Orson sighed and slid back onto the hood. “Do you hear me disagreeing, O Almighty-Fuckup Vasquez?”
“No. So … really. Why?”
“D’you remember when I joined the team? In sixth grade. I was maybe the size of your left biceps. I used to wear glasses with fucking straps on them. At tryouts, three of the guys told me I should stick to violin.”
“Assholes.”
“Shit yeah. I mean, hello? Jeremy Lin? Yao Ming?”
“Sun Yue.”
“Exactly. But then Ben O’Brien pulled the same thing with you. I thought you’d beat him senseless. You were already the TANK. You could have ripped his arms off. I mean, I would’ve, if I could’ve. But you just brushed it off. Like, ‘You think I can’t play? I’m Mexi-can, not Mexi-can’t.’ ”
“That … wow. Even for me, that’s pretty dumb.”
“No it wasn’t!” Orson sounded angry. “Fuck. Hank! I’m shit at telling stories. But I’manna tell you one, young man, so listen up.”
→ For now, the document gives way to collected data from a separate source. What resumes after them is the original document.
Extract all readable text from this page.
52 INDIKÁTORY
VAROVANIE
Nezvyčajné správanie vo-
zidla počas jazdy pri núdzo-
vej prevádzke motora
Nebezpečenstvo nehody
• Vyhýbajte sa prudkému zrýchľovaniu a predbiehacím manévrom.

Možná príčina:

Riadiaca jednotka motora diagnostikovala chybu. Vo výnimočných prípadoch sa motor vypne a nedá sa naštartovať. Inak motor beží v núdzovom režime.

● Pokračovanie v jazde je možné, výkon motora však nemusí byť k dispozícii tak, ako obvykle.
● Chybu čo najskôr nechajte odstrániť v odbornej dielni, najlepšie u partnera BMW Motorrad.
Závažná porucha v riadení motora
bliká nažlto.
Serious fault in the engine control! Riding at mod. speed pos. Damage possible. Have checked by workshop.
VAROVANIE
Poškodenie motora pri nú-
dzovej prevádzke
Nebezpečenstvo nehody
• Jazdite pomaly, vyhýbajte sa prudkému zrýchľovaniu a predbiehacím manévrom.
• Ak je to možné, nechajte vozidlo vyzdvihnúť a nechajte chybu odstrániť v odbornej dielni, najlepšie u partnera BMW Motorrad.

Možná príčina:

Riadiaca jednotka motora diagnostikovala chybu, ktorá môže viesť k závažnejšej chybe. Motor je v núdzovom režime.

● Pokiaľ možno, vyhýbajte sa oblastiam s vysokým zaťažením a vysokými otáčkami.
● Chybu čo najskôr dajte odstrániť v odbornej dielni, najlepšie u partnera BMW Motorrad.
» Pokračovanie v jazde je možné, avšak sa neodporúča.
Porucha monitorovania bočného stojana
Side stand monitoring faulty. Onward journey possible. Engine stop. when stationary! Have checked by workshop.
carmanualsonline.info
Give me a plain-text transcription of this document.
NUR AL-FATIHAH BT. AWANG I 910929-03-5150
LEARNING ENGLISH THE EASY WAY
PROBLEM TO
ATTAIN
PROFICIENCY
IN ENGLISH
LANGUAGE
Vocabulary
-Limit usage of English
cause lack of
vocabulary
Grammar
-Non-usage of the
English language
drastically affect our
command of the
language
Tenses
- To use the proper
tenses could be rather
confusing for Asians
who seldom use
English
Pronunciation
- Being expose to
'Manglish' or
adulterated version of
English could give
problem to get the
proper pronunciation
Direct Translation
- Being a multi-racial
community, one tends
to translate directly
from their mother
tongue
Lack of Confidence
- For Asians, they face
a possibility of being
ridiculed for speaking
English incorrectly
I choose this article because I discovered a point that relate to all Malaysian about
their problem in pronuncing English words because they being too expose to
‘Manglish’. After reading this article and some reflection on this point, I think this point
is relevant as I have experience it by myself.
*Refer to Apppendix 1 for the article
“Young man?” Another smile paining him.
“Damn straight. Your birthday is six days after mine. Now listen the fuck up. In Taipei, it was hot as Hades, but I could not stay inside with my uncle. So I’d go out and play ball. I’d be on the way to the gym, walking between mint-green apartment buildings and street markets, and then bam! There’d be a park, an awesome little patch of real green. And in these parks were a bunch of old ladies with little brown poodles, and these ladies would sit on benches shooting the shit for hours. I wondered what they were talking about.”
The cold had risen past Hank’s navel.
“I don’t really speak Taiwanese. My uncle loves guilting me because I can’t get the tones right in Chinese half the time, and Taiwanese is even worse. It’s sort of got Mandarin words, but like—it’s different. You know when you hear a crazy Scottish accent and you’re not sure it’s even English? Taiwanese is like that to me.”
“Okay, I get that.” Hank thought of all the Spanish words he didn’t know, words people expected him to know after getting one look at him. Though Dad had been born in Tijuana, he was raised in Detroit, and his kids caught only snippets of his first language; it was an early absence. One of Hank’s first perforations. “So …?”
The streetlamp made marbles of Orson’s eyes.
“So nothing. It just made me wonder about things I don’t understand. Like when Ben O’Brien was a dick to me, I nearly quit the team. But when he was a dick to you? You laughed.”
Hank inhaled. This was the part where Orson would ask Hank what happened over the summer. This was the part where Hank had to go missing.
“Then I realized, no. I mean, whatever the poodle ladies were talking about was none of my business. Even if I knew the language it wouldn’t be. That’s my dumb story.”
Hank exhaled.
Do you think you’ll ever trust me? Luz typed on Hank’s phone before Hank fell asleep on the night of the chilaquiles, after their mirror conversation.
“Dad asked me that. He was teaching me to ride a bike and he let go too early.”
Hank watched his fingers move without him. But Hank, you’re not Milo. You know I’m not your father.
“I know.” What Hank didn’t know was whether or not that was a good thing. “I don’t know what you are.”
Neither do I. I’m trying to find out. I’m trying to grow up. Just like you.
Hank’s breath fogged the screen. Luz wiped it away.
Luz started to type something else, paused, and started over: Why do you suppose you’re so eager to see me for what I am?
Hank shrugged, alone in the tower that was his bunk. He tried to set the phone down. “I need to sleep.”
Luz held tight, pressing Hank’s thumb against the glass until it creaked.
What do you think, Hank Vasquez? Why do you see me?
Hank closed his eyes. “Because there was … I don’t know. For a long time, no one saw me for what I was, either. Least of all me.”
Luz let go of the phone and patted Hank on the shoulder.
When Hank started sobbing in the parking lot of Moreno Park, Orson remained at his side. He patted Hank like Luz had and then, after a minute, got to his feet.
“Wanna go to my place and shoot a few hoops, Tank?”
“I’ve shot enough.”
“Yeah, I know.” Orson smiled. “Wanna actually make some this time?”